Original proposer: admin

This problem has two approaches of observation, both leading to a similar graph constructions. We will introduce both.

1. Ad-hoc construction of a bipartite graph

Prepare \(2N\) vertices \(A_1,A_2,\dots,A_N,B_1,B_2,\dots,B_N\).
For \(m=1,2,\dots,M\), add edges from \(A_{u_m}\) to \(B_{v_m}\) and from \(A_{v_m}\) to \(B_{u_m}\).
Take a maximum independent set \(MIS\) of this graph. We will show that the answer is \(1013 \times |MIS|\).

Let
\(f(v)=\begin{cases}1(v \in MIS)\\0 (v\notin MIS).\end{cases}\)
For \(i=1,2,\dots,N\), assign an edge as \(W_i=1013 \times (f(A_i)+f(B_i))\).
For \(m=1,2,\dots,M\), \(f(A_{u_m})+f(B_{v_m})\) and \(f(A_{v_m})+f(B_{u_m})\) are both at most \(1\), so \((W_{u_m}+W_{v_m}) \leq 1013 \times (1+1)=2026\). Thus the answer is at least \(1013 \times |MIS|\)

Let \(IV_1,IV_2,\dots,IV_K\) be the isolated vertices of the constructed graph. After removing them, take a minimum edge cover \(MEC\).
Since the constructed graph is a bipartite graph, \(|MIS|=|MEC|+K\).
By definition of minimum edge cover,
\(2 \times \sum_{i=1}^{N}{W_i} \leq \sum_{k=1}^{K}{W_{IP_k}}+ \sum_{(u,v) \in MEC}{W_u+W_v} \leq 2026 \times K+2026 \times |MEC|=2026 \times |MIS|,\)
so \(\sum_{i=1}^{N}{W_i} \leq 1013 \times |MIS|\).

Hence, the answer has been proved to be \(1013 \times |MIS|\).

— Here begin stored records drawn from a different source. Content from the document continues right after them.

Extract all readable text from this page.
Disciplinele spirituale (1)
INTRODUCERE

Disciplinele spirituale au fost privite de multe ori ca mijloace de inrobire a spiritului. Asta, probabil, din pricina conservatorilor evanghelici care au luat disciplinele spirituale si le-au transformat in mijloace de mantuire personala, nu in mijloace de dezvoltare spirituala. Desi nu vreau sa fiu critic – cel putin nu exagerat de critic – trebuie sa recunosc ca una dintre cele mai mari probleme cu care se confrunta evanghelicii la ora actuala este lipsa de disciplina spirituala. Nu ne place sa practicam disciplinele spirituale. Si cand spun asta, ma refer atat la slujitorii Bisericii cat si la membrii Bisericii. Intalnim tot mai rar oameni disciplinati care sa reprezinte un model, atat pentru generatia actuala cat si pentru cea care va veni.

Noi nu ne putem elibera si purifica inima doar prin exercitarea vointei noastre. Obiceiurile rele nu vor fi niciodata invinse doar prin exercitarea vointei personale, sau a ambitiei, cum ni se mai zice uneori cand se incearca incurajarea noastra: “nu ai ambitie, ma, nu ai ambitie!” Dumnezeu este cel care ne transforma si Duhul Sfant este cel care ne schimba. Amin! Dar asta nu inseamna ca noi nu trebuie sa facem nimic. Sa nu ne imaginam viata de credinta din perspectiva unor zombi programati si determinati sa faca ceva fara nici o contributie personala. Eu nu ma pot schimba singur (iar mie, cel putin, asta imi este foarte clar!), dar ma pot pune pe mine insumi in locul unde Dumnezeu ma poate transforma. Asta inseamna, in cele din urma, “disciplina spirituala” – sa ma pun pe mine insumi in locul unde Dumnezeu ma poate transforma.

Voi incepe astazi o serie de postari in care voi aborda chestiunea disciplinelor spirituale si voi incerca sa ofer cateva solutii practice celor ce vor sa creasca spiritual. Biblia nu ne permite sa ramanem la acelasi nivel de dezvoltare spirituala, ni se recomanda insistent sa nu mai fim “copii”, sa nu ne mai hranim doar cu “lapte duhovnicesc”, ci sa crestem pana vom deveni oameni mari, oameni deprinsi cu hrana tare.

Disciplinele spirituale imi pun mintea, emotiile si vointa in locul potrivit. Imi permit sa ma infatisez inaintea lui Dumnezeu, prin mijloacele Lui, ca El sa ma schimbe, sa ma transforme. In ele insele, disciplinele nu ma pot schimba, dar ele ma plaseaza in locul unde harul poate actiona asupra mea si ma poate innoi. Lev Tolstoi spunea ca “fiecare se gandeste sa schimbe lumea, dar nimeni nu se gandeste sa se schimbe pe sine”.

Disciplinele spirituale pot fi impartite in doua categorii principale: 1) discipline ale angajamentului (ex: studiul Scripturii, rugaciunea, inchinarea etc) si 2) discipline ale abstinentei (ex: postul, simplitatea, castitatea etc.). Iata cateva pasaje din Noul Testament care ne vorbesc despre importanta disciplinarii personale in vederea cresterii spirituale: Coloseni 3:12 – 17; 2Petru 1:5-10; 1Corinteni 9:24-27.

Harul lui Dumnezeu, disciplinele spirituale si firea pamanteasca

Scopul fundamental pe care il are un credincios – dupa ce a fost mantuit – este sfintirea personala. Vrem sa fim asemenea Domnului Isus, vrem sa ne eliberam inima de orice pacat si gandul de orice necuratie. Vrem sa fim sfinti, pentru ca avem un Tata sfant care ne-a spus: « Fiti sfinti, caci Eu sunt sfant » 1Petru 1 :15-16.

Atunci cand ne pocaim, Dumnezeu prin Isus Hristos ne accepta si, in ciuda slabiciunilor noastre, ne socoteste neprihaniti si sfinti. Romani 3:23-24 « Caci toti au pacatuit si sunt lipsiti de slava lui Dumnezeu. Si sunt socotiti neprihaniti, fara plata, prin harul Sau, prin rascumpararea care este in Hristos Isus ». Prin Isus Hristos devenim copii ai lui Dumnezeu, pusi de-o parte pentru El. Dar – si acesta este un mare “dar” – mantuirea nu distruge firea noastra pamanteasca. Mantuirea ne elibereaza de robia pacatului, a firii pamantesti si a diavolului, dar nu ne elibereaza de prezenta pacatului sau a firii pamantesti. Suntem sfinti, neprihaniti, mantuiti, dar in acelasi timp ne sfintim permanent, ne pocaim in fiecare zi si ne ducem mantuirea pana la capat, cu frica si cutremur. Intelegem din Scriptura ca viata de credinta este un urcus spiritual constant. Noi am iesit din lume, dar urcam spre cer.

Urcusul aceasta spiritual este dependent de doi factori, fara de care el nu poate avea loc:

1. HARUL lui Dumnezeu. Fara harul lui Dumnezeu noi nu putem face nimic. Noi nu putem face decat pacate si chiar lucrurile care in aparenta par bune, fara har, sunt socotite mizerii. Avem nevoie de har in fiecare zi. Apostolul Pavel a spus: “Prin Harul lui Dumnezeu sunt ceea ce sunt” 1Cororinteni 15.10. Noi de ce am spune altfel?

2. Half-integrality (Linear Programming) relaxation

Extend the domain of weights from integers to real numbers. Define
\(P_-=\{v|0 \lt W_v \lt 1013\},\)
\(P_+=\{v|2026 \gt W_v \gt 1013\}.\)
Among the solutions that maximize \(\sum_{i=1}^{N}{W_i}\), take one that minimizes \(|P_- \cup P_+|\).

Assume that
\(P_- \cup P_+ \neq \emptyset\).
Let \(d=\min(1013-\max(P_-),\min(P_+)-1013)\). If \(|P_+| \lt |P_-|\), we can make \(\sum_{i=1}^{N}{W_i}\) larger by subtracting \(d\) from \(W_v\) for each \(v\) in \(P_+\) and adding \(d\) to \(W_v\) for each \(v\) in \(P_-\), so \(|P_+| \geq |P_-|\).
Likewise, we also see that \(|P_+| \leq |P_-|\); thus \(|P_+| = |P_-|\).
By subtracting \(d\) from \(W_v\) for each \(v\) in \(P_+\) and adding \(d\) to \(W_v\) for each \(v\) in \(P_-\), one can make \(|P_- \cup P_+|\) smaller, which is a contradiction.
Thus, \(P_- \cup P_+ = \emptyset\), and we may assume that \(W_v \in \{0,1013,2026\}\).
By dividing \(W_v\) by \(1013\), the problem is reduced to assigning \(0\), \(1\), or \(2\) to each vertex.
Now it is sufficient to solve a cost minimization problem subject to:

• Assigning \(w_v\) to \(v\) costs \(-W_v\).
• Being \(W_{u_m}+W_{v_m} \geq 3\) incurs cost \(\infty\).

This cost is submodular, so it can be boiled down to a minimum-cut problem.

Summary

The constructed graph has \(O(N)\) vertices and \(O(M)\) edges, so the maximum flow can be found in \(O(M\sqrt{N})\) time.